In 2000, physicist Max Tegmark calculated that quantum states in microtubules would survive for only 10^{−13} seconds, too brief to be of any significance for neural processes. Hameroff and the physicists Scott Hagan and Jack Tuszynski replied to Tegmark arguing that microtubules could be shielded against the environment of the brain and that Tegmark had used his own criteria for the reduction of the wavefunction, and did not use Penrose's OR, which is the basic assumption behind the whole theory. Christof Koch and Klaus Hepp also agreed that quantum coherence does not play, or does not need to play any major role in neurophysiology. Koch and Hepp concluded that "[t]he empirical demonstration of slowly decoherent and controllable quantum bits in neurons connected by electrical or chemical synapses, or the discovery of an efficient quantum algorithm for computations performed by the brain, would do much to bring these speculations from the 'far-out' to the mere 'very unlikely'." In 2022, a group of Italian physicists conducted several experiments that failed to provide evidence in support of a gravity-related quantum collapse model of consciousness, weakening the possibility of a quantum explanation for consciousness.

==Toward a science of consciousness==

Hameroff was the lead organizer of the first Tucson Toward a Science of Consciousness meeting in 1994 that brought together approximately 300 people interested in consciousness studies (e.g., David Chalmers, Christof Koch, Bernard Baars, Roger Penrose, Benjamin Libet). Hameroff remains co-organizer of this influential annual conference (now simply Science of Consciousness). The first conference is widely regarded as a landmark event within the field of consciousness studies, and by bringing researchers from various disciplines together led to various useful synergies, resulting indirectly, for instance, in the formation of the Association for the Scientific Study of Consciousness, and more directly in the creation of the Center for Consciousness Studies at the University of Arizona, of which Hameroff is now the director. The Center for Consciousness Studies hosts meetings on the study of consciousness every two years, as well as sponsoring seminars on consciousness theory. The conference was described by the Chronicle of Higher Education as "the Stuart Show", and that its "anything goes" atmosphere is damaging the credibility of the field.
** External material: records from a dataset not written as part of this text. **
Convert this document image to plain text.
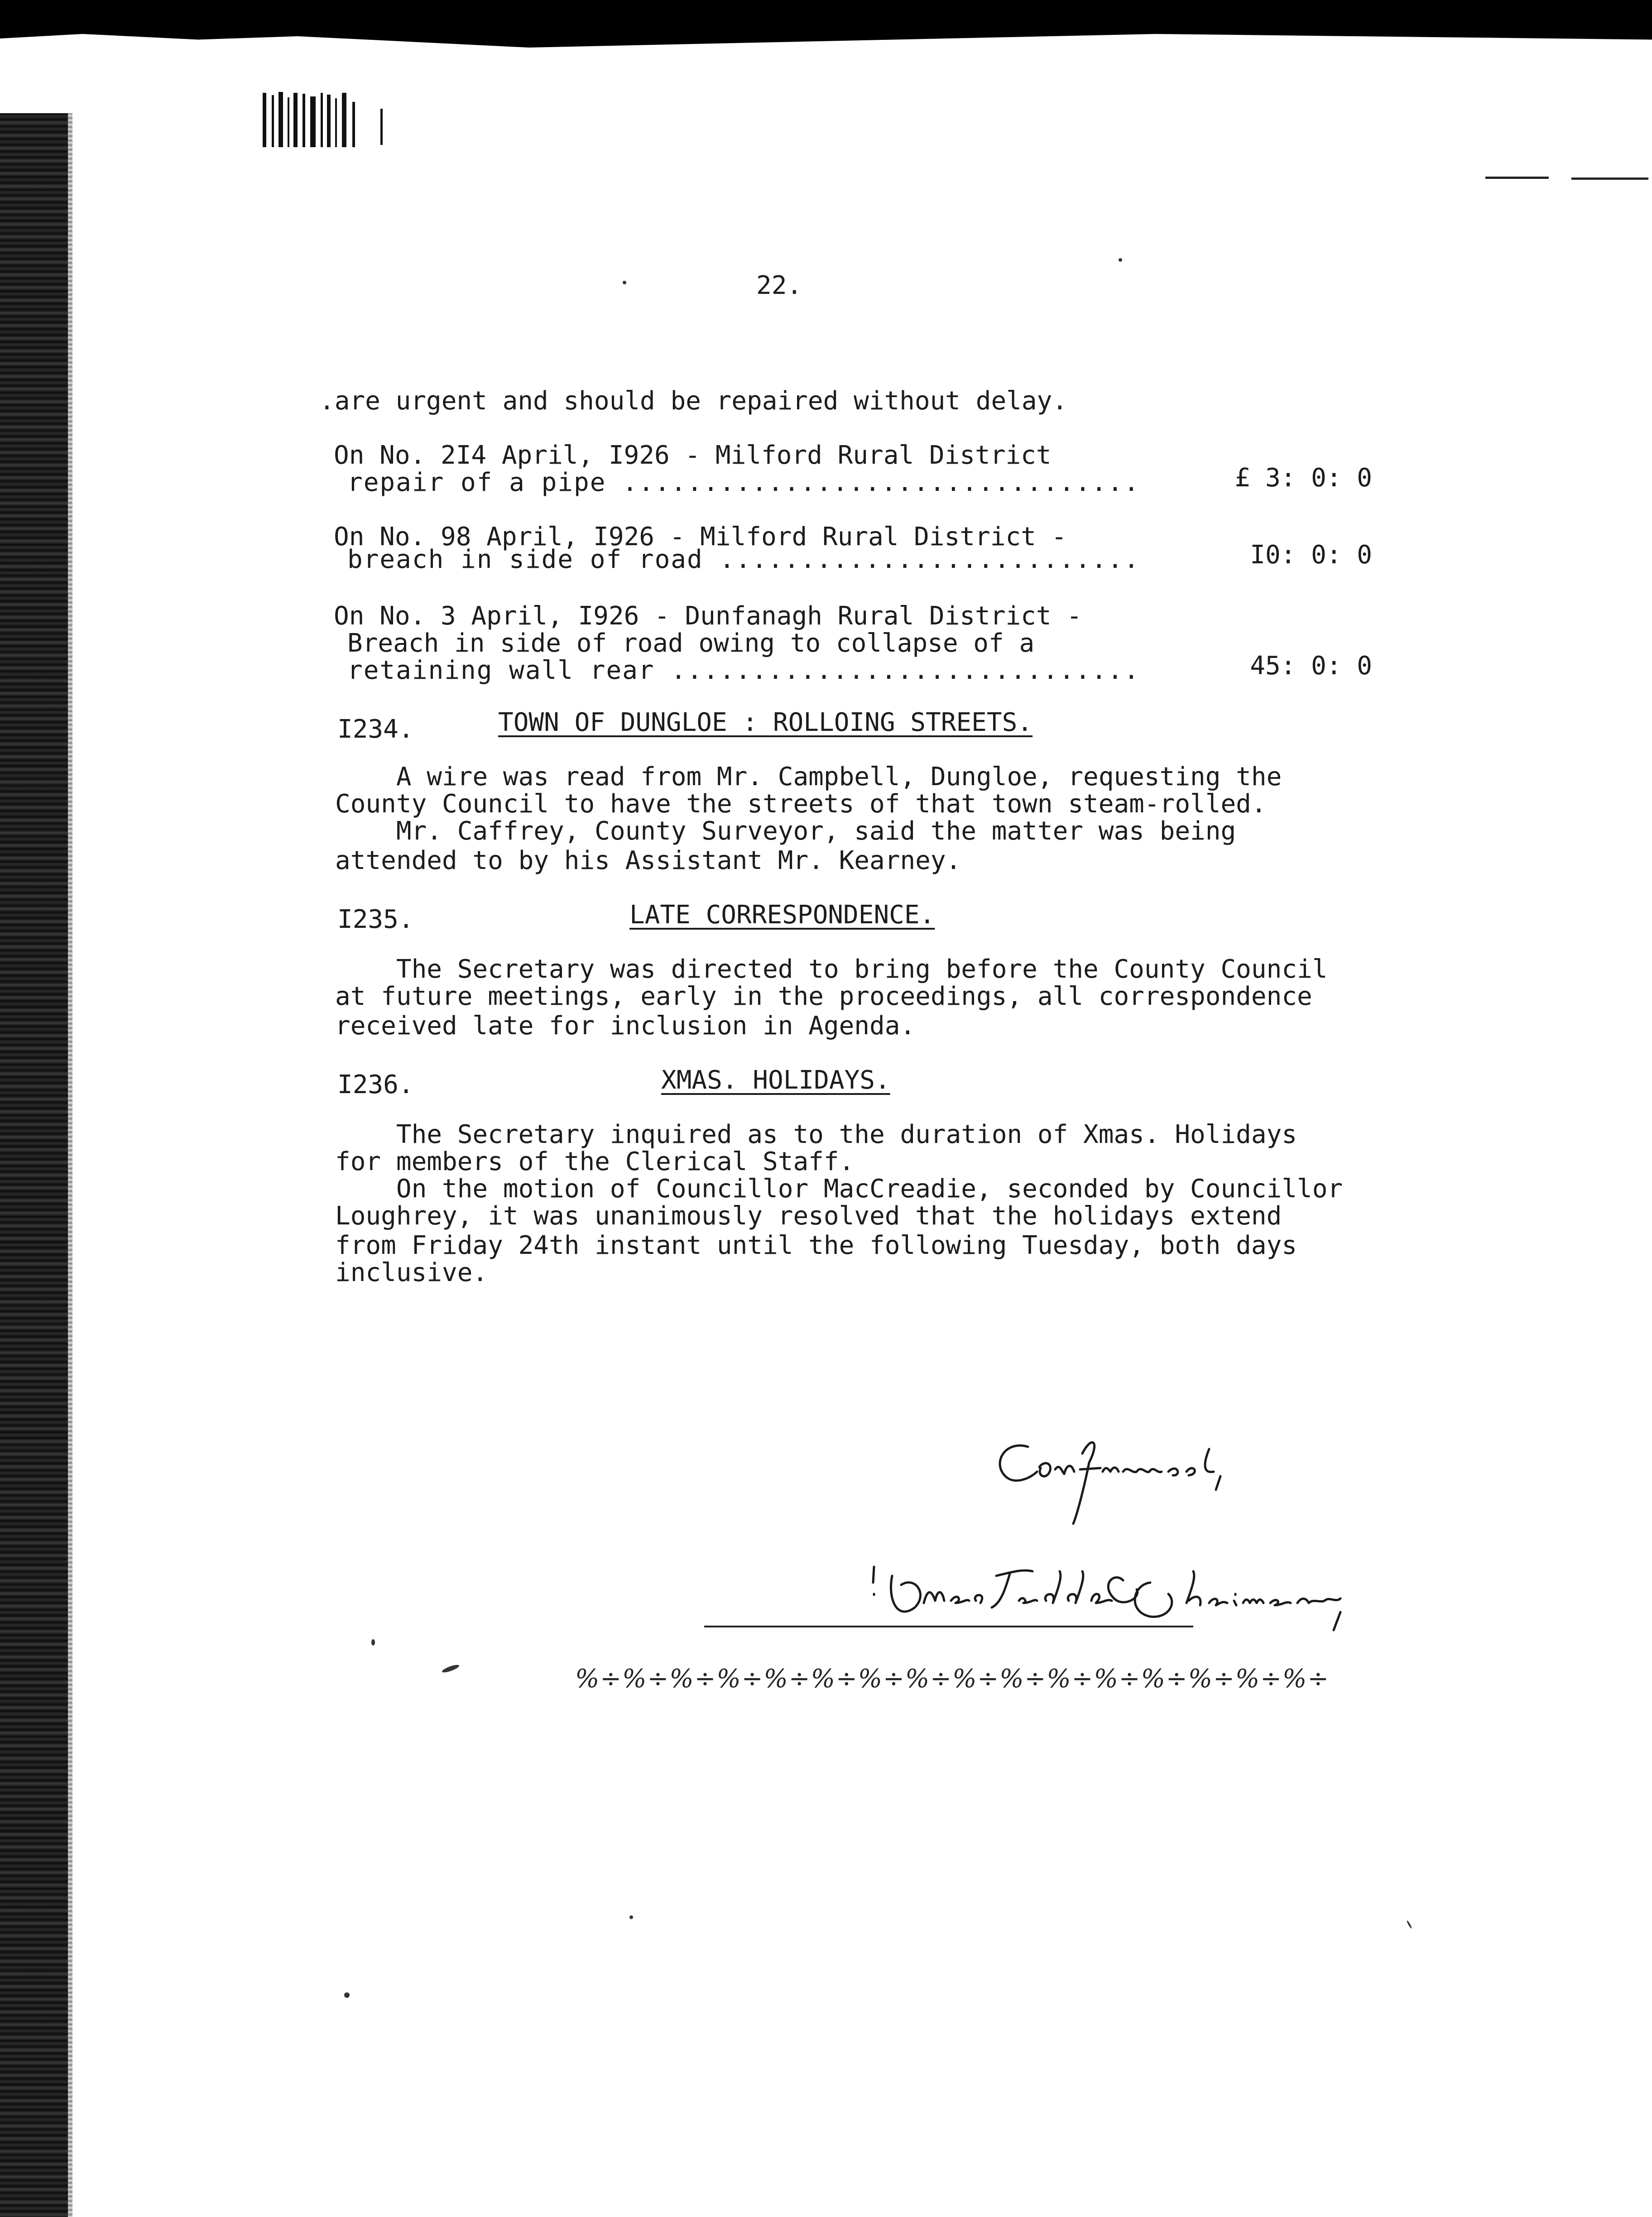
22.
.are urgent and should be repaired without delay.
On No. 2I4 April, I926 - Milford Rural District
repair of a pipe ................................	£ 3: 0: 0
On No. 98 April, I926 - Milford Rural District -
breach in side of road ..........................	I0: 0: 0
On No. 3 April, I926 - Dunfanagh Rural District -
Breach in side of road owing to collapse of a
retaining wall rear .............................	45: 0: 0
I234.	TOWN OF DUNGLOE : ROLLOING STREETS.
A wire was read from Mr. Campbell, Dungloe, requesting the
County Council to have the streets of that town steam-rolled.
Mr. Caffrey, County Surveyor, said the matter was being
attended to by his Assistant Mr. Kearney.
I235.	LATE CORRESPONDENCE.
The Secretary was directed to bring before the County Council
at future meetings, early in the proceedings, all correspondence
received late for inclusion in Agenda.
I236.	XMAS. HOLIDAYS.
The Secretary inquired as to the duration of Xmas. Holidays
for members of the Clerical Staff.
On the motion of Councillor MacCreadie, seconded by Councillor
Loughrey, it was unanimously resolved that the holidays extend
from Friday 24th instant until the following Tuesday, both days
inclusive.
%÷%÷%÷%÷%÷%÷%÷%÷%÷%÷%÷%÷%÷%÷%÷%÷
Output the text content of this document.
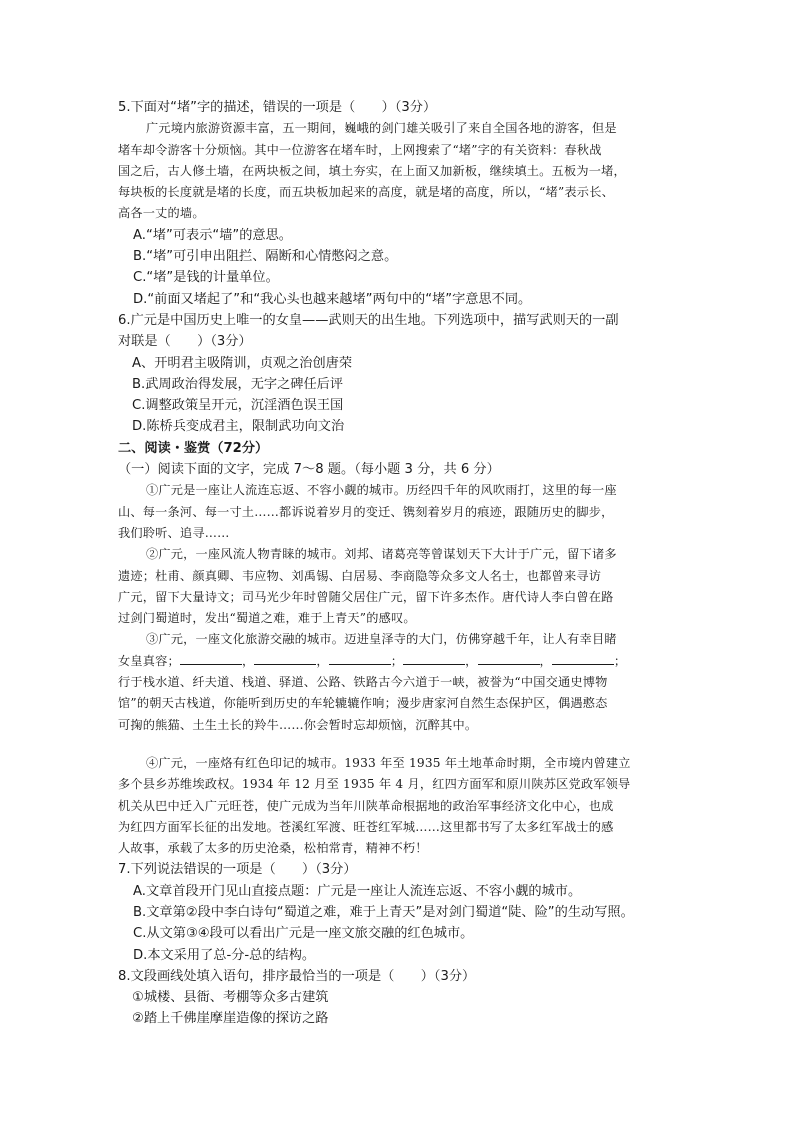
5.下面对“堵”字的描述，错误的一项是（　　）（3分）
广元境内旅游资源丰富，五一期间，巍峨的剑门雄关吸引了来自全国各地的游客，但是
堵车却令游客十分烦恼。其中一位游客在堵车时，上网搜索了“堵”字的有关资料：春秋战
国之后，古人修土墙，在两块板之间，填土夯实，在上面又加新板，继续填土。五板为一堵，
每块板的长度就是堵的长度，而五块板加起来的高度，就是堵的高度，所以，“堵”表示长、
高各一丈的墙。
A.“堵”可表示“墙”的意思。
B.“堵”可引申出阻拦、隔断和心情憋闷之意。
C.“堵”是钱的计量单位。
D.“前面又堵起了”和“我心头也越来越堵”两句中的“堵”字意思不同。
6.广元是中国历史上唯一的女皇——武则天的出生地。下列选项中，描写武则天的一副
对联是（　　）（3分）
A、开明君主吸隋训，贞观之治创唐荣
B.武周政治得发展，无字之碑任后评
C.调整政策呈开元，沉淫酒色误王国
D.陈桥兵变成君主，限制武功向文治
二、阅读・鉴赏（72分）
（一）阅读下面的文字，完成 7～8 题。（每小题 3 分，共 6 分）
①广元是一座让人流连忘返、不容小觑的城市。历经四千年的风吹雨打，这里的每一座
山、每一条河、每一寸土……都诉说着岁月的变迁、镌刻着岁月的痕迹，跟随历史的脚步，
我们聆听、追寻……
②广元，一座风流人物青睐的城市。刘邦、诸葛亮等曾谋划天下大计于广元，留下诸多
遗迹；杜甫、颜真卿、韦应物、刘禹锡、白居易、李商隐等众多文人名士，也都曾来寻访
广元，留下大量诗文；司马光少年时曾随父居住广元，留下许多杰作。唐代诗人李白曾在路
过剑门蜀道时，发出“蜀道之难，难于上青天”的感叹。
③广元，一座文化旅游交融的城市。迈进皇泽寺的大门，仿佛穿越千年，让人有幸目睹
女皇真容；	，	，	；	，	，	；
行于栈水道、纤夫道、栈道、驿道、公路、铁路古今六道于一峡，被誉为“中国交通史博物
馆”的朝天古栈道，你能听到历史的车轮辘辘作响；漫步唐家河自然生态保护区，偶遇憨态
可掬的熊猫、土生土长的羚牛……你会暂时忘却烦恼，沉醉其中。
④广元，一座烙有红色印记的城市。1933 年至 1935 年土地革命时期，全市境内曾建立
多个县乡苏维埃政权。1934 年 12 月至 1935 年 4 月，红四方面军和原川陕苏区党政军领导
机关从巴中迁入广元旺苍，使广元成为当年川陕革命根据地的政治军事经济文化中心，也成
为红四方面军长征的出发地。苍溪红军渡、旺苍红军城……这里都书写了太多红军战士的感
人故事，承载了太多的历史沧桑，松柏常青，精神不朽！
7.下列说法错误的一项是（　　）（3分）
A.文章首段开门见山直接点题：广元是一座让人流连忘返、不容小觑的城市。
B.文章第②段中李白诗句“蜀道之难，难于上青天”是对剑门蜀道“陡、险”的生动写照。
C.从文第③④段可以看出广元是一座文旅交融的红色城市。
D.本文采用了总-分-总的结构。
8.文段画线处填入语句，排序最恰当的一项是（　　）（3分）
①城楼、县衙、考棚等众多古建筑
②踏上千佛崖摩崖造像的探访之路
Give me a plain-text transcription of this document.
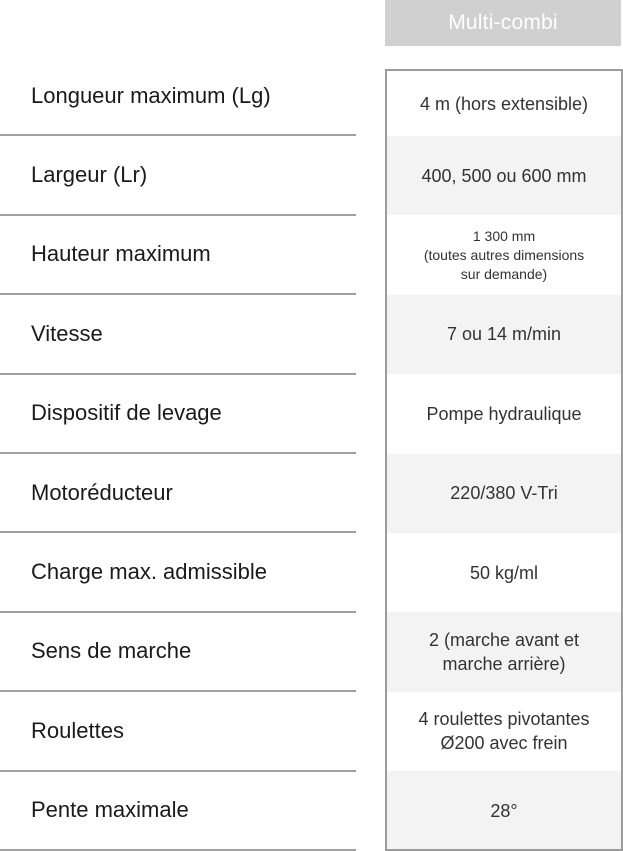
Multi-combi
Longueur maximum (Lg)
Largeur (Lr)
Hauteur maximum
Vitesse
Dispositif de levage
Motoréducteur
Charge max. admissible
Sens de marche
Roulettes
Pente maximale
4 m (hors extensible)
400, 500 ou 600 mm
1 300 mm
(toutes autres dimensions
sur demande)
7 ou 14 m/min
Pompe hydraulique
220/380 V-Tri
50 kg/ml
2 (marche avant et
marche arrière)
4 roulettes pivotantes
Ø200 avec frein
28°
In 2006, Hameroff participated in the first Beyond Belief conference, where his theories were criticized by Lawrence Krauss, among others.

==Film==
Hameroff appeared as himself in the documentary film What tнe ♯$*! Do ωΣ (k)πow!? (2004). He serves as producer, writer and scientific advisor to an independent feature film called Mindville. Mindville is a feature-length motion picture that combines live action with animation and effects to present a journey into the mysteries of human consciousness.

Hameroff has been interviewed in season 2, episode 1 of Through the Wormhole.